The 28th edition of the parade converted almost the entire Argentine capital, Buenos Aires, into a massive venue to celebrate freedom of gender identities.
Thousands of revelers marched on Saturday through the streets of Buenos Aires for the annual pride parade to celebrate queer diversity and demand rights for the lesbian, gay, bisexual, transgender, intersex and queer (LGBTIQ) community.
Participants began to gather in the morning at the Plaza de Mayo. They marched towards the National Congress building in the afternoon via the Avenida de Mayo, which was quickly flooded with multicolored flags and floats and music.
While the first pride march in 1992 was attended by only 300 people, on Saturday thousands, mostly young, took to the streets to dance, celebrate sexual diversity and demand a country “without institutional and religious violence” and an end to “hate crimes.”
In Argentina, the march is held in November commemorating the establishment of “Nuestro Mundo” (Our World), the first gay group to begin operating in the South American country in 1967.
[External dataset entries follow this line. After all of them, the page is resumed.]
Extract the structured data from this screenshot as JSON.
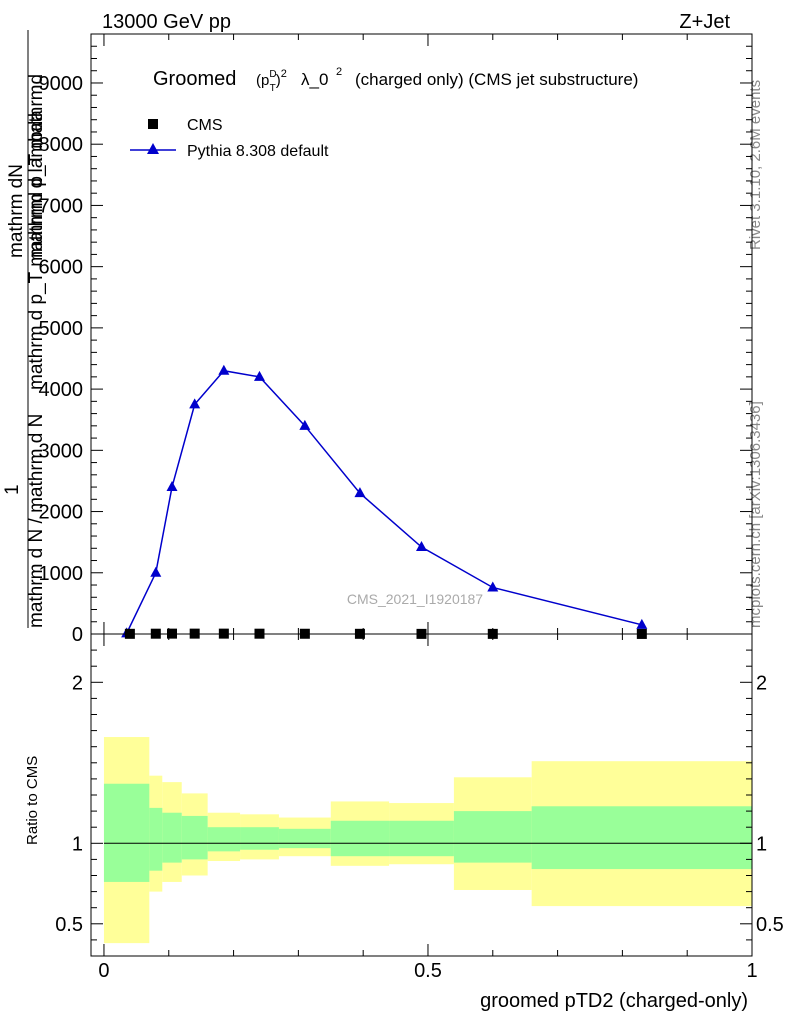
{
  "header": {
    "left": "13000 GeV pp",
    "right": "Z+Jet"
  },
  "side_text": {
    "rivet": "Rivet 3.1.10,  2.6M events",
    "mcplots": "mcplots.cern.ch [arXiv:1306.3436]"
  },
  "watermark": "CMS_2021_I1920187",
  "colors": {
    "mc_line": "#0000cc",
    "data_marker": "#000000",
    "band_inner": "#99ff99",
    "band_outer": "#ffff99"
  },
  "chart_data": [
    {
      "type": "line",
      "title_prefix": "Groomed",
      "title_suffix": "λ_0",
      "title_rest": "(charged only) (CMS jet substructure)",
      "ylabel_lines": [
        "mathrm d lambda",
        "mathrm d p_T mathrmd p_T mathrmd",
        "mathrm dN"
      ],
      "ylabel_one": "1",
      "ylabel_bottom": "mathrm d N / mathrm d N",
      "xlim": [
        -0.02,
        1.0
      ],
      "ylim": [
        0,
        9800
      ],
      "yticks": [
        0,
        1000,
        2000,
        3000,
        4000,
        5000,
        6000,
        7000,
        8000,
        9000
      ],
      "ytick_labels": [
        "0",
        "1000",
        "2000",
        "3000",
        "4000",
        "5000",
        "6000",
        "7000",
        "8000",
        "9000"
      ],
      "legend": {
        "placement": "top-left",
        "entries": [
          "CMS",
          "Pythia 8.308 default"
        ]
      },
      "series": [
        {
          "name": "CMS",
          "marker": "square",
          "x": [
            0.04,
            0.08,
            0.105,
            0.14,
            0.185,
            0.24,
            0.31,
            0.395,
            0.49,
            0.6,
            0.83
          ],
          "y": [
            3,
            5,
            6,
            6,
            6,
            5,
            4,
            3,
            2,
            2,
            1
          ]
        },
        {
          "name": "Pythia 8.308 default",
          "marker": "triangle",
          "x": [
            0.035,
            0.08,
            0.105,
            0.14,
            0.185,
            0.24,
            0.31,
            0.395,
            0.49,
            0.6,
            0.83
          ],
          "y": [
            10,
            1000,
            2400,
            3750,
            4300,
            4200,
            3400,
            2300,
            1420,
            760,
            150
          ]
        }
      ]
    },
    {
      "type": "line",
      "ylabel": "Ratio to CMS",
      "xlabel": "groomed pTD2 (charged-only)",
      "xlim": [
        -0.02,
        1.0
      ],
      "ylim": [
        0.3,
        2.3
      ],
      "yticks": [
        0.5,
        1,
        2
      ],
      "ytick_labels": [
        "0.5",
        "1",
        "2"
      ],
      "xticks": [
        0,
        0.5,
        1
      ],
      "xtick_labels": [
        "0",
        "0.5",
        "1"
      ],
      "reference_line": 1.0,
      "bins": [
        0.0,
        0.07,
        0.09,
        0.12,
        0.16,
        0.21,
        0.27,
        0.35,
        0.44,
        0.54,
        0.66,
        1.0
      ],
      "band_inner": {
        "lo": [
          0.76,
          0.83,
          0.88,
          0.9,
          0.95,
          0.96,
          0.97,
          0.92,
          0.92,
          0.88,
          0.84
        ],
        "hi": [
          1.37,
          1.22,
          1.19,
          1.17,
          1.1,
          1.1,
          1.09,
          1.14,
          1.14,
          1.2,
          1.23
        ]
      },
      "band_outer": {
        "lo": [
          0.38,
          0.7,
          0.76,
          0.8,
          0.89,
          0.9,
          0.92,
          0.86,
          0.87,
          0.71,
          0.61
        ],
        "hi": [
          1.66,
          1.42,
          1.38,
          1.31,
          1.19,
          1.18,
          1.16,
          1.26,
          1.25,
          1.41,
          1.51
        ]
      }
    }
  ]
}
“For us, it is important because this (is the result of) years and years of people who fought, and we must continue to fight and achieve many rights to make society truly diverse and equal for everyone,” Ramiro Velasco, one of the participants, told EFE.
Velasco has been attending the event for over 10 years since he came out as homosexual. But the latest edition was special for him because it is the first time that he and his partner, Lionel Benin, have brought their daughter.
“I am delighted that there are so many people, every year we are more and it is a party. And one can tell that the people in the street, those not participating in the march, view it differently, there are increasingly fewer people who look down on it,” he added.
The event also had a political presence with floats supporting Frente de Todos, the Peronist coalition led by Alberto Fernandez, who won the general elections held in the country on Oct. 27 and will be sworn in as the next president on Dec. 10.
The marchers demanded legal, safe and free abortion for pregnant women, the eradication of sexism, xenophobia and racism, and the implementation of a comprehensive sex education curriculum.
The parade also called for compliance with the trans employment quota and the end of violence against diversity and dissent.
Nelson, a Venezuelan national residing in the Argentine capital for two years, told EFE that it was a “relief” to be able to come out on the streets and celebrate this day.
“Here in Buenos Aires there is still a lot missing, but in other parts of the world, it is impossible to go out and march, to express your freedom and your desire to love someone. There’s still a lot to be done,” he said.